Grain trade in the East Africa region is set to increase following gazettement of new revised harmonised East African Community (EAC) Staple foods standards 2017.
Value chain players, under leadership of the East African Grain Council (EAGC), recently in Nairobi launched 11 standards designed for staple foods, sampling and test methods.
EAGC executive director Gerald Masila says following application of the gazetted standards, farmers will access better and larger markets, while consumers will enjoy safe and high quality grain products.
The gazetted East African standards, which will be domesticated in each East African Community (EAC) partner states, were launched and handed over for implementation during the EAGC end of year Members’ Forum held in Nairobi last month.
EAC Principal Secretary Betty Maina said the East African Community Standards for Cereals and Pulses were first gazetted by the EAC in 2013.
But, the standards Maina said, could not be implemented to realise structured grain trade within the region owing to constraints such as safety and quality requirements, sampling and testing methods.
“These gaps necessitated a review, a process that has culminated to the new revised harmonised 2017 EAC staple foods standards,” she added.

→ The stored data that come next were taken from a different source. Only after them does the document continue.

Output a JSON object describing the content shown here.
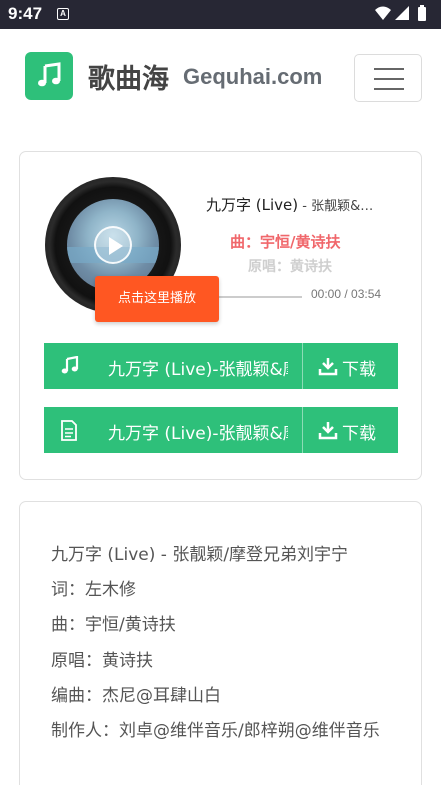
{
  "status_bar": {
    "time": "9:47",
    "notification": "A"
  },
  "header": {
    "brand_cn": "歌曲海",
    "brand_en": "Gequhai.com",
    "logo_icon": "music-note-icon",
    "menu_icon": "hamburger-menu-icon"
  },
  "player": {
    "title": "九万字 (Live)",
    "artist": " - 张靓颖&…",
    "composer": "曲：宇恒/黄诗扶",
    "original": "原唱：黄诗扶",
    "time": "00:00 / 03:54",
    "tip": "点击这里播放",
    "progress": 0
  },
  "downloads": [
    {
      "icon": "music-note-icon",
      "name": "九万字 (Live)-张靓颖&摩登兄弟刘宇宁",
      "button": "下载"
    },
    {
      "icon": "document-icon",
      "name": "九万字 (Live)-张靓颖&摩登兄弟刘宇宁",
      "button": "下载"
    }
  ],
  "lyrics": [
    "九万字 (Live) - 张靓颖/摩登兄弟刘宇宁",
    "词：左木修",
    "曲：宇恒/黄诗扶",
    "原唱：黄诗扶",
    "编曲：杰尼@耳肆山白",
    "制作人：刘卓@维伴音乐/郎梓朔@维伴音乐"
  ],
  "colors": {
    "accent": "#2ec07a",
    "tip": "#ff5722",
    "composer": "#f0676b",
    "status_bar": "#272734"
  }
}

The nine priority product standards reviewed were maize, wheat, milled rice, dry beans, dry soybeans, maize flour, wheat flour, sorghum flour and millet flour.
Some of the parameters addressed through the revision of the standards were moisture content levels, discolouration of grains, aflatoxin, among others.
EAGC, with support from Development partners including Swedish International Development Agency, Sida, USaid, DFID, CTA, among others, has been partnering with the EAC in the standards harmonisation process for cereals, pulses, and their products since 2010 and has mobilised and committed resources and grain stakeholder participation in the process.